Singapore Technologies Telemedia (ST Telemedia) could be on the list of bidders for the data center business of India’s Tata Communications.
ST Telemedia has been on an investment spree lately, and Tata Communications is reportedly unloading its data center arm, reckoned to be worth $700 mililion, which has 44 cloud and colocation facilities, mostly in India, and is worth about $700 million. Reports in August suggested that Google and Amazon were considering buying the unit, and now the Times of India has added ST Telemedia to the list of possible suitors.
Indian growth?
India is a large country with an important data center market, but has failed to become a regional hub, thanks to issues such as unpredictable power supplies, patchy internet connectivity, limited bandwidth and unreliable optical fiber connectivity between different parts of the country.

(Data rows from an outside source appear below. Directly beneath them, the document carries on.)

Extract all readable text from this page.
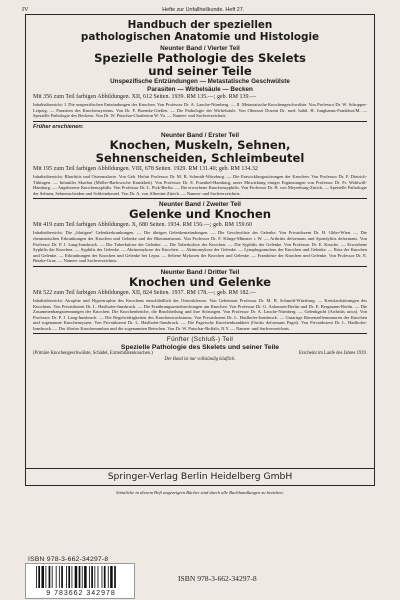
IV	Hefte zur Unfallheilkunde. Heft 27.
Handbuch der speziellen
pathologischen Anatomie und Histologie
Neunter Band / Vierter Teil
Spezielle Pathologie des Skelets
und seiner Teile
Unspezifische Entzündungen — Metastatische Geschwülste
Parasiten — Wirbelsäule — Becken
Mit 356 zum Teil farbigen Abbildungen. XII, 612 Seiten. 1939. RM 135.—; geb. RM 139.—
Inhaltsübersicht: I. Die unspezifischen Entzündungen der Knochen. Von Professor Dr. A. Lauche-Nürnberg. — II. Metastatische Knochengeschwülste. Von Professor Dr. W. Schopper-Leipzig. — Parasiten des Knochensystems. Von Dr. F. Boemke-Gießen. — Die Pathologie der Wirbelsäule. Von Oberarzt Dozent Dr. med. habil. H. Junghanns-Frankfurt/M. — Spezielle Pathologie des Beckens. Von Dr. W. Putschar-Charleston W. Va. — Namen- und Sachverzeichnis.
Früher erschienen:
Neunter Band / Erster Teil
Knochen, Muskeln, Sehnen,
Sehnenscheiden, Schleimbeutel
Mit 195 zum Teil farbigen Abbildungen. VIII, 678 Seiten. 1929. RM 131.40; geb. RM 134.32
Inhaltsübersicht: Rhachitis und Osteomalacie. Von Geh. Hofrat Professor Dr. M. B. Schmidt-Würzburg. — Die Entwicklungsstörungen der Knochen. Von Professor Dr. F. Dietrich-Tübingen. — Infantiler Skorbut (Möller-Barlowsche Krankheit). Von Professor Dr. E. Fraenkel-Hamburg, unter Mitwirkung einiger Ergänzungen von Professor Dr. Fr. Wohlwill-Hamburg. — Angeborene Knochensyphilis. Von Professor Dr. L. Pick-Berlin. — Die erworbene Knochensyphilis. Von Professor Dr. H. von Meyenburg-Zürich. — Spezielle Pathologie der Sehnen, Sehnenscheiden und Schleimbeutel. Von Dr. A. von Albertini-Zürich. — Namen- und Sachverzeichnis.
Neunter Band / Zweiter Teil
Gelenke und Knochen
Mit 419 zum Teil farbigen Abbildungen. X, 680 Seiten. 1934. RM 156.—; geb. RM 159.60
Inhaltsübersicht: Die „blutigen“ Gelenkerkrankungen. — Die übrigen Gelenkentzündungen. — Die Geschwülste der Gelenke. Von Privatdozent Dr. H. Gbler-Wien. — Die rheumatischen Erkrankungen der Knochen und Gelenke und der Rheumatismus. Von Professor Dr. F. Klinge-Münster i. W. — Arthritis deformans und Spondylitis deformans. Von Professor Dr. P. J. Lang-Innsbruck. — Die Tuberkulose der Gelenke. — Die Tuberkulose der Knochen. — Die Syphilis der Gelenke. Von Professor Dr. E. Knoche. — Erworbene Syphilis der Knochen. — Syphilis der Gelenke. — Aktinomykose der Knochen. — Aktinomykose der Gelenke. — Lymphogranulom der Knochen und Gelenke. — Rotz der Knochen und Gelenke. — Erkrankungen der Knochen und Gelenke bei Lepra. — Seltene Mykosen der Knochen und Gelenke. — Framböste der Knochen und Gelenke. Von Professor Dr. E. Betzke-Graz. — Namen- und Sachverzeichnis.
Neunter Band / Dritter Teil
Knochen und Gelenke
Mit 522 zum Teil farbigen Abbildungen. XII, 824 Seiten. 1937. RM 178.—; geb. RM 182.—
Inhaltsübersicht: Atrophie und Hypertrophie des Knochens einschließlich der Osteosklerose. Von Geheimrat Professor Dr. M. B. Schmidt-Würzburg. — Kreislaufstörungen des Knochens. Von Privatdozent Dr. L. Haslhofer-Innsbruck. — Die Ernährungsunterbrechungen am Knochen. Von Professor Dr. G. Axhausen-Berlin und Dr. E. Bergmann-Berlin. — Die Zusammenhangstrennungen der Knochen. Die Knochenbrüche, die Bruchheilung und ihre Störungen. Von Professor Dr. A. Lauche-Nürnberg. — Gelenkgicht (Arthritis urica). Von Professor Dr. P. J. Lang-Innsbruck. — Die Regelwidrigkeiten des Knochenwachstums. Von Privatdozent Dr. L. Haslhofer-Innsbruck. — Gutartige Riesenzellentumoren der Knochen und sogenannte Knochenzysten. Von Privatdozent Dr. L. Haslhofer-Innsbruck. — Die Pagetsche Knochenkrankheit (Ostitis deformans Paget). Von Privatdozent Dr. L. Haslhofer-Innsbruck. — Der fibröse Knochenumbau und die sogenannten Beinchen. Von Dr. W. Putschar-Buffalo, N.Y. — Namen- und Sachverzeichnis.
Fünfter (Schluß-) Teil
Spezielle Pathologie des Skelets und seiner Teile
(Primäre Knochengeschwülste, Schädel, Extremitätenknochen.)	Erscheint im Laufe des Jahres 1939.
Der Band ist nur vollständig käuflich.
Springer-Verlag Berlin Heidelberg GmbH
Sämtliche in diesem Heft angezeigten Bücher sind durch alle Buchhandlungen zu beziehen.
ISBN 978-3-662-34297-8
9 783662 342978
ISBN 978-3-662-34297-8
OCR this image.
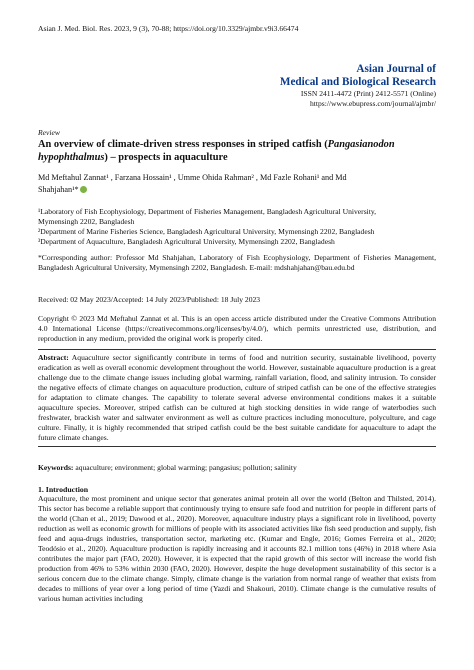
Asian J. Med. Biol. Res. 2023, 9 (3), 70-88; https://doi.org/10.3329/ajmbr.v9i3.66474
Asian Journal of
Medical and Biological Research
ISSN 2411-4472 (Print) 2412-5571 (Online)
https://www.ebupress.com/journal/ajmbr/
Review
An overview of climate-driven stress responses in striped catfish (Pangasianodon hypophthalmus) – prospects in aquaculture
Md Meftahul Zannat¹ , Farzana Hossain¹ , Umme Ohida Rahman² , Md Fazle Rohani¹ and Md
Shahjahan¹*
¹Laboratory of Fish Ecophysiology, Department of Fisheries Management, Bangladesh Agricultural University,
Mymensingh 2202, Bangladesh
²Department of Marine Fisheries Science, Bangladesh Agricultural University, Mymensingh 2202, Bangladesh
³Department of Aquaculture, Bangladesh Agricultural University, Mymensingh 2202, Bangladesh
*Corresponding author: Professor Md Shahjahan, Laboratory of Fish Ecophysiology, Department of Fisheries Management, Bangladesh Agricultural University, Mymensingh 2202, Bangladesh. E-mail: mdshahjahan@bau.edu.bd
Received: 02 May 2023/Accepted: 14 July 2023/Published: 18 July 2023
Copyright © 2023 Md Meftahul Zannat et al. This is an open access article distributed under the Creative Commons Attribution 4.0 International License (https://creativecommons.org/licenses/by/4.0/), which permits unrestricted use, distribution, and reproduction in any medium, provided the original work is properly cited.
Abstract: Aquaculture sector significantly contribute in terms of food and nutrition security, sustainable livelihood, poverty eradication as well as overall economic development throughout the world. However, sustainable aquaculture production is a great challenge due to the climate change issues including global warming, rainfall variation, flood, and salinity intrusion. To consider the negative effects of climate changes on aquaculture production, culture of striped catfish can be one of the effective strategies for adaptation to climate changes. The capability to tolerate several adverse environmental conditions makes it a suitable aquaculture species. Moreover, striped catfish can be cultured at high stocking densities in wide range of waterbodies such freshwater, brackish water and saltwater environment as well as culture practices including monoculture, polyculture, and cage culture. Finally, it is highly recommended that striped catfish could be the best suitable candidate for aquaculture to adapt the future climate changes.
Keywords: aquaculture; environment; global warming; pangasius; pollution; salinity
1. Introduction
Aquaculture, the most prominent and unique sector that generates animal protein all over the world (Belton and Thilsted, 2014). This sector has become a reliable support that continuously trying to ensure safe food and nutrition for people in different parts of the world (Chan et al., 2019; Dawood et al., 2020). Moreover, aquaculture industry plays a significant role in livelihood, poverty reduction as well as economic growth for millions of people with its associated activities like fish seed production and supply, fish feed and aqua-drugs industries, transportation sector, marketing etc. (Kumar and Engle, 2016; Gomes Ferreira et al., 2020; Teodósio et al., 2020). Aquaculture production is rapidly increasing and it accounts 82.1 million tons (46%) in 2018 where Asia contributes the major part (FAO, 2020). However, it is expected that the rapid growth of this sector will increase the world fish production from 46% to 53% within 2030 (FAO, 2020). However, despite the huge development sustainability of this sector is a serious concern due to the climate change. Simply, climate change is the variation from normal range of weather that exists from decades to millions of year over a long period of time (Yazdi and Shakouri, 2010). Climate change is the cumulative results of various human activities including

Despite this, Tata Comms has built a data center business rapidly with most of its 44 sites being built or acquired during 2013 and 2014. The business has expanded so it was responsible for a quarter of India’s data centers in 2014, and has a presence in the US, the UK and Singapre. Tata Communications Data Centers (TCDC) floated as an independent subsidiary in 2014.

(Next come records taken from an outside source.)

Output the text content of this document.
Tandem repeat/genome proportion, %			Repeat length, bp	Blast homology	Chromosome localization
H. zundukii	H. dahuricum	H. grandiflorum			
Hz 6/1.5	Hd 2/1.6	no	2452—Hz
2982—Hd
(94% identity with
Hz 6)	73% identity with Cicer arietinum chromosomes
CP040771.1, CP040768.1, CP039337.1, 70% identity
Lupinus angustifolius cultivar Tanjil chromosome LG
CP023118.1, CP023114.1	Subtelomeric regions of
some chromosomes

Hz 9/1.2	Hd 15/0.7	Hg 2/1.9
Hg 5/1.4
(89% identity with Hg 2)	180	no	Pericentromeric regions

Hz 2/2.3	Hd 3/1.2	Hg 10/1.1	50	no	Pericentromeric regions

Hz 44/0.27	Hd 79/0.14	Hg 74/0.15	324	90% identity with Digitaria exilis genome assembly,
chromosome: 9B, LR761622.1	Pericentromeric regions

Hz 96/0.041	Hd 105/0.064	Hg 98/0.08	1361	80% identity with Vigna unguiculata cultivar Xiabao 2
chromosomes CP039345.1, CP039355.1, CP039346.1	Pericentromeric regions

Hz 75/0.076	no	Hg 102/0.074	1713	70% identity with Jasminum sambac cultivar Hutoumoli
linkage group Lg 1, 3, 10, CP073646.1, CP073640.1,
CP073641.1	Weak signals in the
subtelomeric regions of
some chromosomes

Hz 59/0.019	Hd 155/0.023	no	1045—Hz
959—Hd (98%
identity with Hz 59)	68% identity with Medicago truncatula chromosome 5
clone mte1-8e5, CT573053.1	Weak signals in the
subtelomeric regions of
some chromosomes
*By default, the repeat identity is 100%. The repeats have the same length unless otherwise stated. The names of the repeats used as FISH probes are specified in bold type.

Tata is now finding this level of investment difficult to justify, as the parent Tata Group has a debt of $1.4 billion, says the Times of India, and Tata Comms has found that its investments in Indian data centers are paying back slowly.
Amazon has promised to expand into India in 2016, and Tata’s data centers could help that. Meanwhile, Google is definitely on the move, and Microsoft opened three data centers in the sub-continent last week.
ST Telemedia has deep pockets, and has recently invested in MediaHub in Singapore, and in Virtus in the UK.